Within 48 hours, Lawton, Chris Caldwell, the firm's co-founder, and their technicians uncovered how the NDA system had been compromised, and they initiated action to prevent further damage, including the installation of software to prevent the hackers from logging on to the network again.
Then NDA called in the Computer Emergency Response Team at Carnegie Mellon University in Pittsburgh, which helps companies investigate computer-security incidents. Technicians at NDA worked with the response team, the U.S. Secret Service, and several Internet-service providers to trace the hackers' path across the Internet based on a usage profile pieced together from NDA's network-access logs.
By following this electronic trail, the Secret Service was able to collar a ring of suspects. They were convicted of using networks connected to Internet sites to hide and exchange pilfered cell-phone codes.
"They were kind of like Hansel Gretel," Lawton says of the hackers. "They left lots of crumbs for us to follow."
Attacks such as the one at NDA are not expected to happen to network-savvy companies such as Lawton's.
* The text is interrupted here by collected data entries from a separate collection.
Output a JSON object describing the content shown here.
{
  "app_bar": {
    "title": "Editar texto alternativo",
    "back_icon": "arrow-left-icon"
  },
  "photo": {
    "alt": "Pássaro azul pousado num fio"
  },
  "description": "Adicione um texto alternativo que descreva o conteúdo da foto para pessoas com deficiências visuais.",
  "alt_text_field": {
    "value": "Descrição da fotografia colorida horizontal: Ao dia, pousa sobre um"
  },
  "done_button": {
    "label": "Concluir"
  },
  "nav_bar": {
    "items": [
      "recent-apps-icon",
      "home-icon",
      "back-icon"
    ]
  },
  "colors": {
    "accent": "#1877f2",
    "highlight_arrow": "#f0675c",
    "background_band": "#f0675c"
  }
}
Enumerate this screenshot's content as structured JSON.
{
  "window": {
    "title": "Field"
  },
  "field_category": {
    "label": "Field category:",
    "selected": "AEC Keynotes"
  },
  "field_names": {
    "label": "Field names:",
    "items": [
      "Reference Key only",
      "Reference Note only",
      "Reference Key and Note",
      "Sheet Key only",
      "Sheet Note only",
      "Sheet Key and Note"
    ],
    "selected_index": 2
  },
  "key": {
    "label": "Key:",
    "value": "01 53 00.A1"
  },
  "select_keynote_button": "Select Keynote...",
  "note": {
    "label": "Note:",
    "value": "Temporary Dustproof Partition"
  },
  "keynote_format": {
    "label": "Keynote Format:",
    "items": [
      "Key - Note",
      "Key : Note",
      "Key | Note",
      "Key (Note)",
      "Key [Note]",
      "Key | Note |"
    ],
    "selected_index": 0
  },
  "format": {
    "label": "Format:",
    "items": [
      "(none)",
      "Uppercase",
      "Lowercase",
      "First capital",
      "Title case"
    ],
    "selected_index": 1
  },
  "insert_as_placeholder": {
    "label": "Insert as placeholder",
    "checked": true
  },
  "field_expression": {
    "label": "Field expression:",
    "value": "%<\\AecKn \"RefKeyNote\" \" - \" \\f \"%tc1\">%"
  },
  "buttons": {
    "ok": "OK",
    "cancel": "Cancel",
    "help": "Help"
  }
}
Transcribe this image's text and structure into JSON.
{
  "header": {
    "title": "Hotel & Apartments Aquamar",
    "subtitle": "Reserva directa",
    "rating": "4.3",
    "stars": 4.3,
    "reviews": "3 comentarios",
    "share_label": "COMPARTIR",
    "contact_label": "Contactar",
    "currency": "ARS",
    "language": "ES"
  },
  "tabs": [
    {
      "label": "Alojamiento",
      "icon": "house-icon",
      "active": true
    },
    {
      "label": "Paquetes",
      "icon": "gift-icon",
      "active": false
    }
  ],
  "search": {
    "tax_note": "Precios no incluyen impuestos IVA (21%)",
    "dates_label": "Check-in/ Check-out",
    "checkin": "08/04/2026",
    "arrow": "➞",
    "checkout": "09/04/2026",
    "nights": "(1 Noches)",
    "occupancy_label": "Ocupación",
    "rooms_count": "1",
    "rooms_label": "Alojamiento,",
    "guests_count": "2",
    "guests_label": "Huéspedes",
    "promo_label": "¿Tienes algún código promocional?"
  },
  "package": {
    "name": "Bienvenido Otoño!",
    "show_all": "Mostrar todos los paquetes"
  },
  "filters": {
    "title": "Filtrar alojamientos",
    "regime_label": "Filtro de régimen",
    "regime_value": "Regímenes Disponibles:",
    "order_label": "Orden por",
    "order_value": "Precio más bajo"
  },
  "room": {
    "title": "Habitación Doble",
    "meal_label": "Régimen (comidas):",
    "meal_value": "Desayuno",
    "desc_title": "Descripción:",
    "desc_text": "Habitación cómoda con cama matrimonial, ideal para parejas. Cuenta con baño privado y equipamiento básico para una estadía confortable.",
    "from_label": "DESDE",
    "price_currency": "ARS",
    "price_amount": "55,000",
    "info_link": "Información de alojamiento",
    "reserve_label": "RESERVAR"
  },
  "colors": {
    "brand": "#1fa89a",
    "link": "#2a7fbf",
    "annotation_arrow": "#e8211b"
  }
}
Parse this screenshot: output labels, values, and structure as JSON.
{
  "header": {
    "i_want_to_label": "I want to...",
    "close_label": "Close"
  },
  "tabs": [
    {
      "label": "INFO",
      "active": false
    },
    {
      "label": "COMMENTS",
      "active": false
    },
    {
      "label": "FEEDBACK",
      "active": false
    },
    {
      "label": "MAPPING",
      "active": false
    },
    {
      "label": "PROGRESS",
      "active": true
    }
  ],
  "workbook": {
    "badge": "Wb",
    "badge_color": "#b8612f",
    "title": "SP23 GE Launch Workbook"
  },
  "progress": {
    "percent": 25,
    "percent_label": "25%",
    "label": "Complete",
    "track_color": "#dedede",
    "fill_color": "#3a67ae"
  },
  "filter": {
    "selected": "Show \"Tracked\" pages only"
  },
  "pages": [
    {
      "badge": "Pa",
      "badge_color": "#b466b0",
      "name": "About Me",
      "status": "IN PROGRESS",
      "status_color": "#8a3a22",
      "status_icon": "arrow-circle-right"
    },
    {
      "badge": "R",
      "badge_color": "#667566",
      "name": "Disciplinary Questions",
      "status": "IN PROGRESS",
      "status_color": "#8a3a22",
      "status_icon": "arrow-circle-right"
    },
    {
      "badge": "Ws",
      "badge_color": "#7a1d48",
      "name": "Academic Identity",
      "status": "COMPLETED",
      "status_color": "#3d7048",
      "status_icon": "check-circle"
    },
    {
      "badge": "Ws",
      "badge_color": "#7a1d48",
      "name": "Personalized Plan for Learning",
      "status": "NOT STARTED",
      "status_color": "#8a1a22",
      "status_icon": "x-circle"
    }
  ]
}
She says she knew the importance of protecting NDA's network and the risks involved if she did not. Nonetheless, as the head of a small firm, she didn't want to pay the $20,000 or so that it would have cost for the hardware and software that might have staved off the attack.
"It was a relatively new time for the Internet," Lawton says. "So there still was a sense that you may not need protection if you're small and people don't know who you are."
But the age of electronic innocence is long past. In fact, the NDA incident provides chilling evidence that any company -- regardless of its size or computer savvy -- can be a victim of high-tech crime.
Companies increasingly are falling prey to hackers, computer thieves, software viruses, and, in particular, unauthorized and often illegal activities by their own employees. In fact, chances are that sooner or later most companies will become victims of high-tech crime.
Early this year the FBI commissioned a nationwide survey of U.S. companies of all sizes on the subject of computer security. The survey was conducted for the FBI by the Computer Security Institute (CSI), a security-research organization in San Francisco.
Among the survey's findings:
* Seventy-five percent of the 563 companies that responded said they had been victimized by computer-related crime in the preceding year.
* Fifty-nine percent of the victimized companies could place a dollar figure on their losses; the average per company was $401,600.
* Forty-nine percent of the respondents reported unauthorized use of their computer systems.
The problematic nature of unauthorized computer use by employees and intruders alike is confirmed by another survey, of 1,225 subscribers to Infosecurity News, a computer-security newsletter published in Framingham, Mass. The survey was conducted this year by Wilton, Conn.-based accounting and management consulting firm Deloitte & Touche. It found that security risks are increasing even though companies are taking greater steps to protect themselves.
Safeware, a computer-insurance firm in Columbus, Ohio, estimates that in 1996, U.S. businesses lost $1.4 billion to thefts of computers alone.
Yet such hardware thefts represent the bulk of only one kind of computer crime -- the kind that companies ultimately discover. In many instances, companies are never aware that they are victims because the stolen information is never missed, says Scott Charney, chief of the U.S. Justice Department's section on computer crime and intellectual property.
Worse still, says Charney, many companies are reluctant to report computer crimes to the police, fearing damage to their reputation and loss of business if customers, investors, and competitors find out about a security breach. As a result, he says, police rarely catch high-tech criminals, and cases with a happy ending like NDA's are rare.
"Small businesses that become heavily reliant on computers will have the same problem that large businesses have" with computer crimes, says Charney. "To the extent that some of their information is [commercially] valuable, they also [face] serious risk" that it could be stolen.